The sun’s surface is somewhere around 5700K. It should peak at 508.9nm, which is yellowish. But it actually peaks at 480nm, which is bluish-green. Why?

Every page I found that gives the sun’s peak says it’s 480nm, and every graph (e.g., http://zebu.uoregon.edu/~imamura/122/images/solar_spectrum.png) agrees. Every page that I found gives a different temperature for the surface of the sun, but none of them are nearly hot enough to give a 480nm peak.

Sunlight - Wikipedia says “The spectrum of the Sun’s solar radiation is close to that of a black body with a temperature of about 5,800 K”–but it then gives a copy of that same image from above, which shows it peaking like a body well over 6000K.

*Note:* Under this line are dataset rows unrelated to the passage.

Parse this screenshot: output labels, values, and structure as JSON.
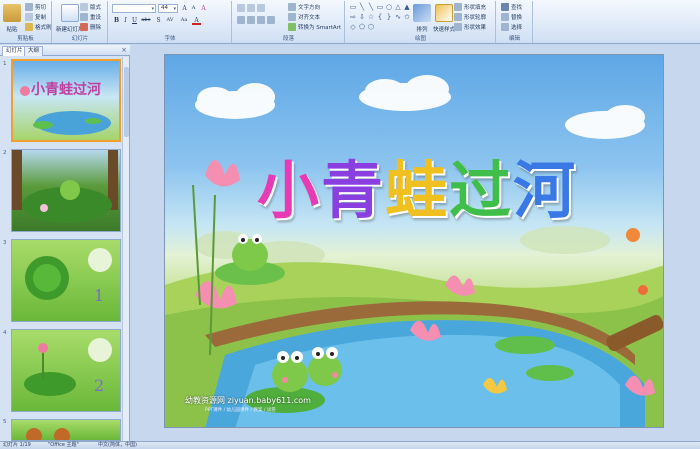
{
  "ribbon": {
    "clipboard": {
      "paste": "粘贴",
      "cut": "剪切",
      "copy": "复制",
      "format_painter": "格式刷",
      "label": "剪贴板"
    },
    "slides": {
      "new_slide": "新建幻灯片",
      "layout": "版式",
      "reset": "重设",
      "delete": "删除",
      "label": "幻灯片"
    },
    "font": {
      "font_name": "",
      "font_size": "44",
      "grow": "A",
      "shrink": "A",
      "clear": "A",
      "bold": "B",
      "italic": "I",
      "underline": "U",
      "strike": "abe",
      "shadow": "S",
      "spacing": "AV",
      "case": "Aa",
      "color": "A",
      "label": "字体"
    },
    "paragraph": {
      "text_direction": "文字方向",
      "align_text": "对齐文本",
      "smartart": "转换为 SmartArt",
      "label": "段落"
    },
    "drawing": {
      "arrange": "排列",
      "quick_styles": "快速样式",
      "shape_fill": "形状填充",
      "shape_outline": "形状轮廓",
      "shape_effects": "形状效果",
      "label": "绘图"
    },
    "editing": {
      "find": "查找",
      "replace": "替换",
      "select": "选择",
      "label": "编辑"
    }
  },
  "panel": {
    "tabs": [
      "幻灯片",
      "大纲"
    ],
    "close": "×",
    "thumbs": [
      {
        "num": "1",
        "title": "小青蛙过河"
      },
      {
        "num": "2",
        "title": ""
      },
      {
        "num": "3",
        "title": "1"
      },
      {
        "num": "4",
        "title": "2"
      },
      {
        "num": "5",
        "title": ""
      }
    ]
  },
  "slide": {
    "title_chars": [
      "小",
      "青",
      "蛙",
      "过",
      "河"
    ],
    "title_colors": [
      "#e83ab5",
      "#8a3fe0",
      "#f0c020",
      "#3fbf4a",
      "#3a78e6"
    ],
    "watermark": "幼教资源网 ziyuan.baby611.com",
    "watermark_sub": "PPT课件 / 幼儿园课件 / 教案 / 试卷"
  },
  "status": {
    "slide_info": "幻灯片 1/19",
    "theme": "\"Office 主题\"",
    "language": "中文(简体，中国)"
  }
}
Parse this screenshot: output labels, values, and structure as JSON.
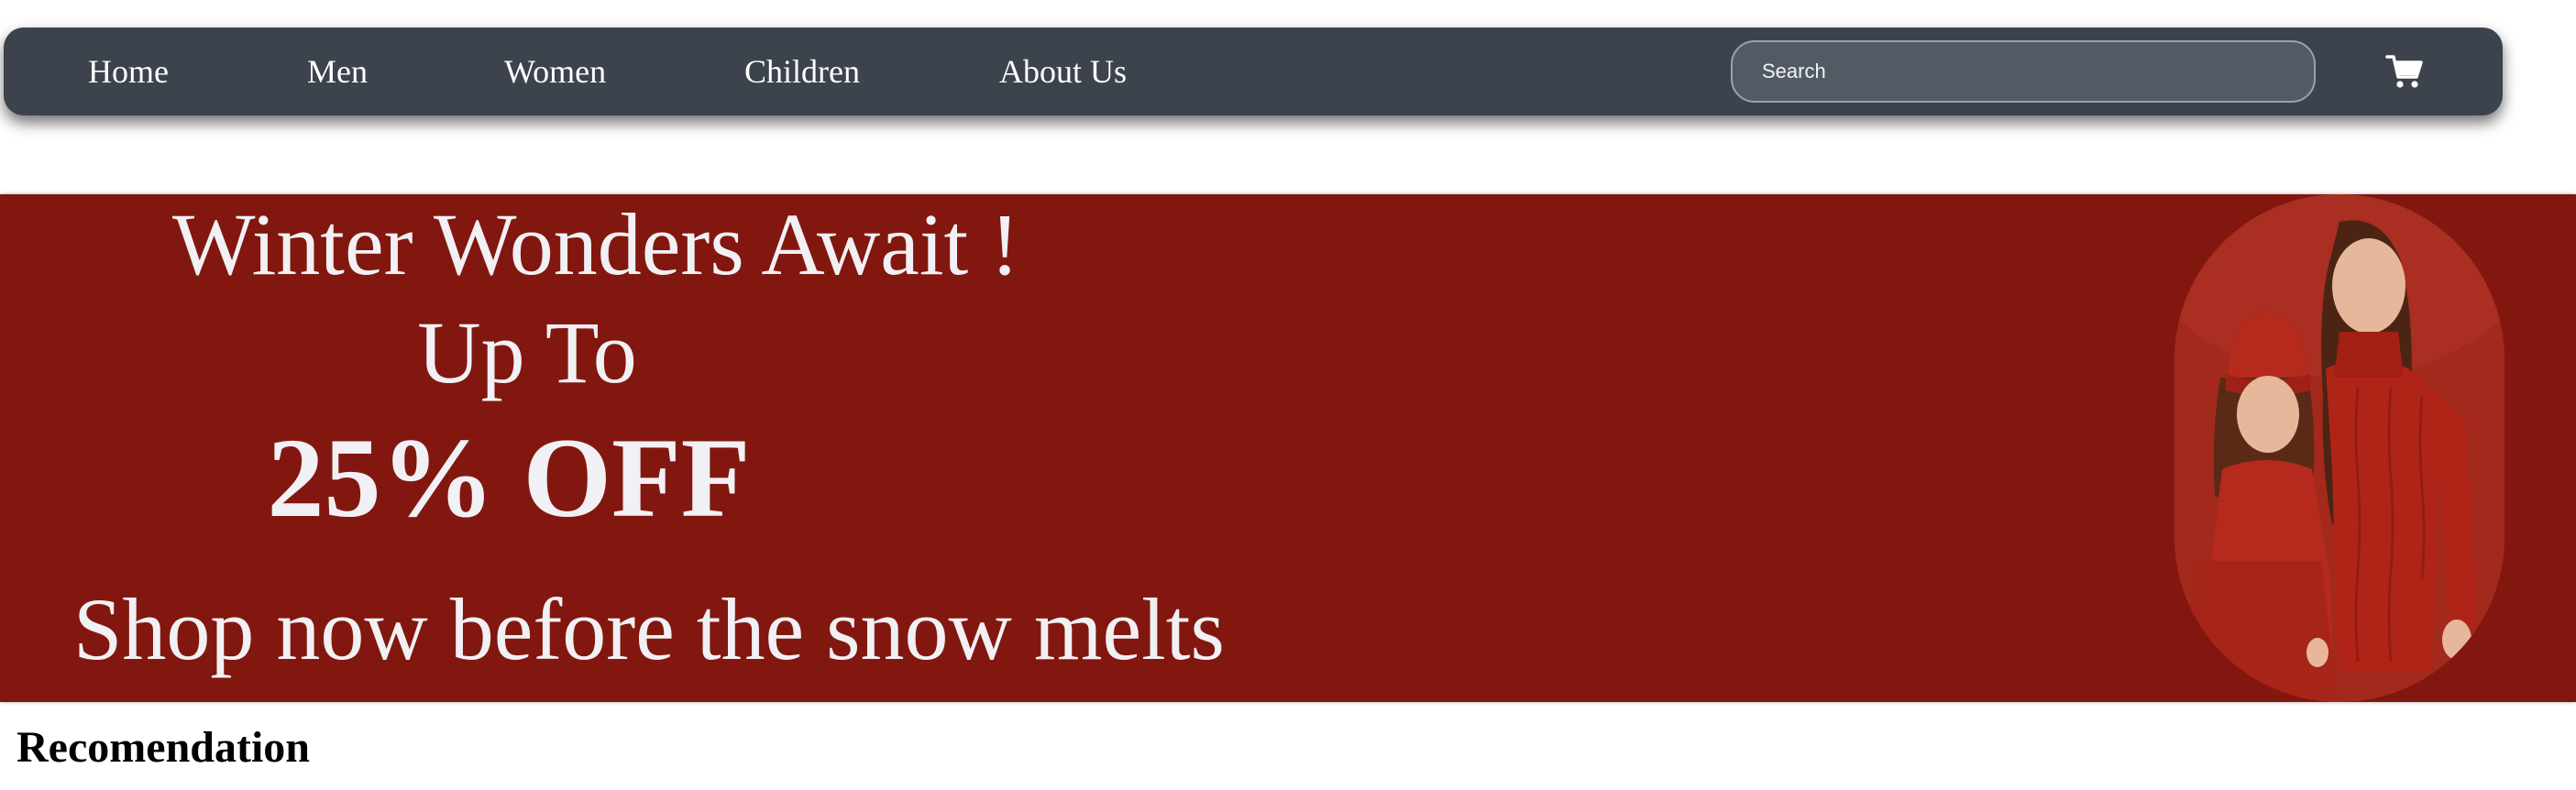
{
  "nav": {
    "links": [
      {
        "label": "Home"
      },
      {
        "label": "Men"
      },
      {
        "label": "Women"
      },
      {
        "label": "Children"
      },
      {
        "label": "About Us"
      }
    ],
    "search": {
      "placeholder": "Search",
      "value": ""
    },
    "cart_icon": "shopping-cart-icon"
  },
  "hero": {
    "headline": "Winter Wonders Await !",
    "subheadline": "Up To",
    "discount": "25% OFF",
    "tagline": "Shop now before the snow melts",
    "image_icon": "two-girls-red-knitwear-photo"
  },
  "recommendation": {
    "title": "Recomendation"
  },
  "colors": {
    "navbar_bg": "#3c434c",
    "search_bg": "#525a64",
    "hero_bg": "#82170f",
    "hero_text": "#f1f0f4"
  }
}
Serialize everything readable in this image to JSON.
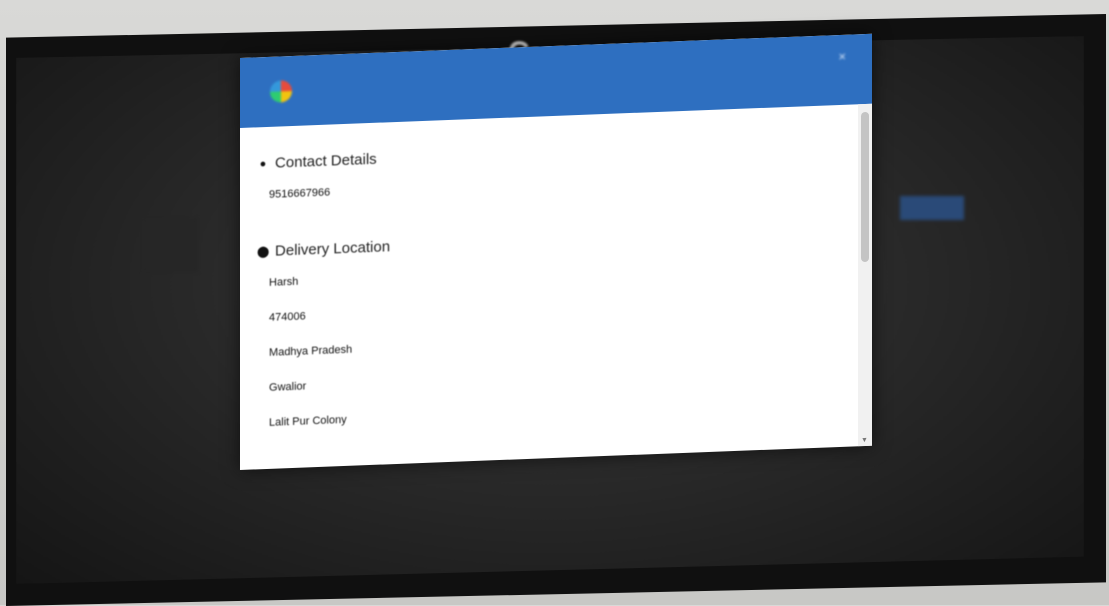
{
  "background": {
    "logo_letter": "C"
  },
  "modal": {
    "header_color": "#2e6fc0",
    "close_label": "×",
    "contact": {
      "title": "Contact Details",
      "phone_value": "9516667966"
    },
    "delivery": {
      "title": "Delivery Location",
      "fields": [
        {
          "value": "Harsh"
        },
        {
          "value": "474006"
        },
        {
          "value": "Madhya Pradesh"
        },
        {
          "value": "Gwalior"
        },
        {
          "value": "Lalit Pur Colony"
        }
      ]
    }
  }
}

The closest thing I found to an explanation is at Phil Plait's Bad Astronomy: Misconceptions says “The Sun, for example, should peak at about 5000 Angstroms or so, having a surface temperature of 5500 K. However, due to complicated processes, it actually peaks bluer than that, around 4800 Angstroms.” So, what are those “complicated processes”?

I’m assuming that 480nm is measured from space (or compensates for scattering); otherwise, the problem is even worse.

I just thought of a quicker better way to explain the scattering answer:

Ambient sunlight = direct sunlight + scattered sunlight.

Therefore, since scattered sunlight is blue, direct sunlight must be yellower than ambient sunlight.

I cheated a bit by not considering reflected sunlight. But generally, the ground is darker than the sky or the sun (and the exceptions are mostly when there’s a lot of blue ocean, white snow, or shiny metal around), so I think I can get away with it.

Good question. The sun is a yellow dwarf (G class), but G-type main-sequence star - Wikipedia says, “The term yellow dwarf is a misnomer, as G stars actually range in color from white, for more luminous types like the Sun, to only slightly yellow for the less luminous GV stars.”*

So, photos of the sun from space should be white. The orange false coloring must be by convention.

If it makes you feel any better, http://www.thesurfaceofthesun.com/images/mossyohkoh.jpg is a photo that’s false-colored in blue. But I think this might be a crank site, and even if it’s not, that photo is showing hot yellow contrasting with cool blue, which seems backward to me.

  • By the way, that same page also says, “Our own Sun is in fact white, but appears yellow through the Earth’s atmosphere due to Rayleigh scattering.” I wish this had been on any of the pages I’d actually looked at for the answer…

I’ve seen many different colors used for false-color images of the Sun by genuine non-crank solar physicists, including red, green, blue, and grayscale. I think that there are conventions for which false colors correspond to which actual wavelength bands, but I’m not sure exactly what they all are. Plus, of course, some are false-colored in red and blue for purposes of making 3D images.